- Hermitage Springs Location within Tennessee Hermitage Springs Location within the United States
- Coordinates: 36°34′51.2″N 85°46′52.92″W﻿ / ﻿36.580889°N 85.7813667°W
- Country: United States
- State: Tennessee
- County: Clay
- Elevation: 751 ft (229 m)
- Time zone: UTC-6 (Central (CST))
- • Summer (DST): UTC-5 (CDT)
- ZIP code: 37150
- Area code: 931
- GNIS feature ID: 1287491

= Hermitage Springs, Tennessee =

Unincorporated community in Clay County, Tennessee, United States

Hermitage Springs is an unincorporated community in Clay County, Tennessee, in the United States.

==History==
The community was originally known as Trace, for its location in the Big Trace Creek Valley when the community was established in 1840. It was originally part of Jackson County until the 1870 formation of Clay County.
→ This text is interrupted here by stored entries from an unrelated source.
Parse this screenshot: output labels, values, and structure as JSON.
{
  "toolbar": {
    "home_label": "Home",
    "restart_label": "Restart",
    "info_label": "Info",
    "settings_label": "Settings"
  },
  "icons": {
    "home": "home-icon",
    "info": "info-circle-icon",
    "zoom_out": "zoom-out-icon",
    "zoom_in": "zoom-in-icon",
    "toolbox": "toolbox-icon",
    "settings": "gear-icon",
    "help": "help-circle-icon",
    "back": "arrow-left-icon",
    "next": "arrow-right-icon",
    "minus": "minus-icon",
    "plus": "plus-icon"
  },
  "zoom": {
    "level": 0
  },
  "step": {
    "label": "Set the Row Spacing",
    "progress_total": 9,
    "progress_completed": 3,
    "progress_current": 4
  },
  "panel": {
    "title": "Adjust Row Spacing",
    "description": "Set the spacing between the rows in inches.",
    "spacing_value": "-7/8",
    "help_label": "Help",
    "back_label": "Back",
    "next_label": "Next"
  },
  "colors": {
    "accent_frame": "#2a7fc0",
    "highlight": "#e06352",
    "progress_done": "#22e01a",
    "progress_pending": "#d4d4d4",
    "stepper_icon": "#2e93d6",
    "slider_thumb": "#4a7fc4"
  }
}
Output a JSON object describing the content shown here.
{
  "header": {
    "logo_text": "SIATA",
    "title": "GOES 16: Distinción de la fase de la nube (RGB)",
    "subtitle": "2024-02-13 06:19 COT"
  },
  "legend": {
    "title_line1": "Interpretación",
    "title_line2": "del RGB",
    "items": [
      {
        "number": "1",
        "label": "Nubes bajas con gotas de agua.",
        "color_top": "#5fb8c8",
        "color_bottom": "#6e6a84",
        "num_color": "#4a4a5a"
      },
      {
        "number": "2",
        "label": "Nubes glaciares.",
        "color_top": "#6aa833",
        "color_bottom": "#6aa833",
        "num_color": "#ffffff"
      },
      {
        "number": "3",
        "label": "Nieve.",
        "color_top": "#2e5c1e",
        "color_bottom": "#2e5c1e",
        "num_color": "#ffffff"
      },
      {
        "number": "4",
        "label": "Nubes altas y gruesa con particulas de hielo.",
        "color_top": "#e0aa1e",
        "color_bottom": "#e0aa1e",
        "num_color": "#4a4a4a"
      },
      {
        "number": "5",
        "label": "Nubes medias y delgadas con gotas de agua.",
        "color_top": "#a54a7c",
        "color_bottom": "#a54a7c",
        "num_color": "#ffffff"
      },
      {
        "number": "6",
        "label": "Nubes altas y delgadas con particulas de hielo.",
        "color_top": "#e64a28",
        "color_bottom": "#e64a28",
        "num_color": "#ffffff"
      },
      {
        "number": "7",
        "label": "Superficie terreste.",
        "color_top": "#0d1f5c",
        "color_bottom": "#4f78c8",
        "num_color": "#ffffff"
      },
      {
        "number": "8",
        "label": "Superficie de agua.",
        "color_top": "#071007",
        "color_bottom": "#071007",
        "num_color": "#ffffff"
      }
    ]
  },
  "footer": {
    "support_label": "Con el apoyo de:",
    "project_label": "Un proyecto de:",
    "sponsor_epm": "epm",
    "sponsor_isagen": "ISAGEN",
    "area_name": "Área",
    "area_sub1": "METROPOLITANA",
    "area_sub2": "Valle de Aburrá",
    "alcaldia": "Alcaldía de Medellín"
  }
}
The town was renamed as Spivey in 1889. The town's current name was adopted in the early 1900s when the area became a summer resort town.

==Geography==
Hermitage Springs is located just east of Clay County's western boundary with Macon County. The community is located along Tennessee State Route 52 about 15.5 mi west of Celina and about 5.1 mi east-northeast of Red Boiling Springs. The community also lies 4 mi south of the Kentucky state line.

==Education==
Students in the community attend Clay County Schools, including Clay County High School in Celina. The community is home to the Hermitage Springs Elementary School, which has housed kindergarten through 8th grades since 2007; the school building was previously a high school, housing all grades when the school, then known as Spivey School, was established as part of the county school system in 1919.

==Post office==
Postal services in Hermitage Springs are conducted by the Red Boiling Springs post office by default, with ZIP code 37150.